Change, material culture and festivals in Galician rururban landscape

The bandstands present in most Galician parishes are privileged witnesses of the changes in the social, cultural and economic ecosystems in which they are located. Despite their centrality and symbolic importance in the space/time of local festivals, most of them are currently in disuse and, perhaps for this reason, have not been the object of academic interest for researchers who have studied popular festivals in the region. On the other hand, some heritage-led associations have been calling for action to recover the memory of these buildings, especially those legacy bandstand considered to have heritage value.

This project addresses these sensibilities, but focuses on a different typology of bandstands (palcos), those that were built from the 1970s onwards to accommodate the new orchestral ensembles of the time, and which are often reviled in heritage debates as examples of urban “ugliness” and, therefore, exempt from value and/or in need of protection. As vestiges of a particular vernacular material culture, this project takes the palcos resulting from the so-called “desarrollismo” as a lens through which to explore the profound changes in the built environment of local festivals in Galicia from the last third of the 20th century to the present day.

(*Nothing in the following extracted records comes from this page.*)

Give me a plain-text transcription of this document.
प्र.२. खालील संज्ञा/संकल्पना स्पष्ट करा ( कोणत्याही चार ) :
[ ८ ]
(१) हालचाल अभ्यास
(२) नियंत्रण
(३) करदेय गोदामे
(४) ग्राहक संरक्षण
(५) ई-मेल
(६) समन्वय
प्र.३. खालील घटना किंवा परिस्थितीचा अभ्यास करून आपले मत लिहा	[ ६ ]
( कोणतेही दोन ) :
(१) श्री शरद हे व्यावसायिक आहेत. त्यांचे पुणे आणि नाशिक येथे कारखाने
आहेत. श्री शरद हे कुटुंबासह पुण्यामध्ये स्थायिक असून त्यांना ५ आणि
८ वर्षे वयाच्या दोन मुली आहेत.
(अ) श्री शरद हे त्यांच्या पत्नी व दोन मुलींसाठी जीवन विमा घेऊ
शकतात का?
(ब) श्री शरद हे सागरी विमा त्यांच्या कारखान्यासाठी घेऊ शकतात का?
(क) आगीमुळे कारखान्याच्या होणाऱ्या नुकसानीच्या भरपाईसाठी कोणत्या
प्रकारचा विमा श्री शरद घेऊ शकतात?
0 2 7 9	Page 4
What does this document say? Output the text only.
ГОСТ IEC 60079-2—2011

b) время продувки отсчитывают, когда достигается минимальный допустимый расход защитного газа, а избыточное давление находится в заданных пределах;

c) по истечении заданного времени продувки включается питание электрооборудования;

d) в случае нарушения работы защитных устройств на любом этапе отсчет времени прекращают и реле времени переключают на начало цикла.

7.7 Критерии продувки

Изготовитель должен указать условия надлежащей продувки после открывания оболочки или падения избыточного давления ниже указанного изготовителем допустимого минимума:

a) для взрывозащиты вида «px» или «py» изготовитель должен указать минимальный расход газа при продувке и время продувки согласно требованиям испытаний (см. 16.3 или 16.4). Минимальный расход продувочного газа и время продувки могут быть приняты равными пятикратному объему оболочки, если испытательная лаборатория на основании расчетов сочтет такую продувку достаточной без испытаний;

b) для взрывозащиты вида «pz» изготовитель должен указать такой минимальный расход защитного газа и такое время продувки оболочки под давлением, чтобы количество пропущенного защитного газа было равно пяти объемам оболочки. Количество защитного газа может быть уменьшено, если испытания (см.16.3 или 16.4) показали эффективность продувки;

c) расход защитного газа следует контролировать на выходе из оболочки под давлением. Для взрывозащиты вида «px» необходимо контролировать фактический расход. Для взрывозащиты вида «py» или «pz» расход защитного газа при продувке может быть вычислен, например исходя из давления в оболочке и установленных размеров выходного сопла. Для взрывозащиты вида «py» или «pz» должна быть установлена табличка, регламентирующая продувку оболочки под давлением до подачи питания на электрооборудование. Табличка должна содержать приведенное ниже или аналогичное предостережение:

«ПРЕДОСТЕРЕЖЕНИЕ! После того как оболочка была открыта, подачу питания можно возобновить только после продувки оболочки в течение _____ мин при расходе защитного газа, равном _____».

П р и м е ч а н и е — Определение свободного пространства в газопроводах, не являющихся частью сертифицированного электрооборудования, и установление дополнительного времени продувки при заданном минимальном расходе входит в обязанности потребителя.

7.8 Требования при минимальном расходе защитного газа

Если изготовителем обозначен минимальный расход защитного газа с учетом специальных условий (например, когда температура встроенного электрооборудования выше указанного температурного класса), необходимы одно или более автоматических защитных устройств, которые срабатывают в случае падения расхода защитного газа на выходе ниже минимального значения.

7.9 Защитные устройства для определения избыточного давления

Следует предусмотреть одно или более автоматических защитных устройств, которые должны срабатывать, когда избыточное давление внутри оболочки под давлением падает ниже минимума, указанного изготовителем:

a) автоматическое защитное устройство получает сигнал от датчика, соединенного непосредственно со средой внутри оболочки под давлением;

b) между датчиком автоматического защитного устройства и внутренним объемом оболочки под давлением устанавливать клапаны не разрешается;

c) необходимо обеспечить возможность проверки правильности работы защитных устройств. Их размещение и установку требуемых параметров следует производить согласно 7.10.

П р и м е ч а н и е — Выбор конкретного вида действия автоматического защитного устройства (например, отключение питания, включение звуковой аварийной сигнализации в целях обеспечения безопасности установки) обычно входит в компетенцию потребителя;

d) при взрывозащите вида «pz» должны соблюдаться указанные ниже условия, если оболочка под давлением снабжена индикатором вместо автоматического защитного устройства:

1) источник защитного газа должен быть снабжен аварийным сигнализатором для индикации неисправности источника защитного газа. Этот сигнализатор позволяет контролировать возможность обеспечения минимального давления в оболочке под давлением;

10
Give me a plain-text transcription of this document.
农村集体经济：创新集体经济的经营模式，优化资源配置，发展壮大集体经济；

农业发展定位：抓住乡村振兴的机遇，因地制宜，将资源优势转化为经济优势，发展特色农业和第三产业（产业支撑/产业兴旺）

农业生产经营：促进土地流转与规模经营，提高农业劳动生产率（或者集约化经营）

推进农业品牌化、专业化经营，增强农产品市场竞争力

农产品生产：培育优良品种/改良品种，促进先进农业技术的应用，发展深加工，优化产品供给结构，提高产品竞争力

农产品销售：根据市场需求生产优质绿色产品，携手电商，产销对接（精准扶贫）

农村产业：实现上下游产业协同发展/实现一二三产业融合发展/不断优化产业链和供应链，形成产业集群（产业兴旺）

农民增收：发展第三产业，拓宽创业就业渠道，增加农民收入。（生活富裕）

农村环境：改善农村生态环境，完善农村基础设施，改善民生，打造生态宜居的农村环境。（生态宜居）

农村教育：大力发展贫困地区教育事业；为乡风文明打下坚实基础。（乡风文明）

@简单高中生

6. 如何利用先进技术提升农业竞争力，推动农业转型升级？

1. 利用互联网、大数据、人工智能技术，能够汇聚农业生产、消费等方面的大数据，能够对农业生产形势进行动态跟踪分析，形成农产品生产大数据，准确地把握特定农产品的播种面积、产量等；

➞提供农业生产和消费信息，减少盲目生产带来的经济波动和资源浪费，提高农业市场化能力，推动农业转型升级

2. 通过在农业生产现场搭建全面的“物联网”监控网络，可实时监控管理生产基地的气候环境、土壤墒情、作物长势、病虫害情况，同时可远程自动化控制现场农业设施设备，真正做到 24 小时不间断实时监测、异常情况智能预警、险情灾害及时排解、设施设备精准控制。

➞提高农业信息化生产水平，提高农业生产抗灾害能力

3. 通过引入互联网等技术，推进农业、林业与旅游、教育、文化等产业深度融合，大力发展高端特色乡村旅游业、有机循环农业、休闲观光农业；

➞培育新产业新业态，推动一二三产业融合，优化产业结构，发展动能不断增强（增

To approach this object of study, the PALCOS project takes a perspective that is halfway between the materiality turn in the humanities and social sciences, the study of the festival as a device for the production of the common, and the transdisciplinary space that emerges from the dialogue between anthropology, contemporary archaeology and artistic research. Based on a multidisciplinary methodological approach (using tools from ethnography, contemporary archaeology and artistic practice), this project aims, firstly, to map and catalogue the palcos and campos da festa in Galicia. Secondly, it will analyse the morphological and functional evolution of the palcos and the built environment of the campo da festa in order to achieve a better understanding of the relationship between the shape, size and location of these structures and the evolution of the festival itself, as well as the Galician bands and orchestras that participate in them. Thirdly, the results of the project will serve to problematise and broaden the very notion of cultural heritage, (de)focusing the gaze on certain heritage objects that are systematically excluded from the practices and discourses of cultural heritage valorisation. Fourthly and finally, this project will enable the development of a new line of work at Incipit based on an interdisciplinary methodology linking ethnography, archaeology and artistic research, embodied in the future Laboratorio de Accion y Experimentacion Etnográfica (LAEE).

Ultimately, this project seeks to contribute to the knowledge of Galician popular culture through the study of the phenomenon of local festivals in rururban environments, taking into account both their materiality and the symbolic importance given to them as elements that shape relations of sociability and belonging to the territory.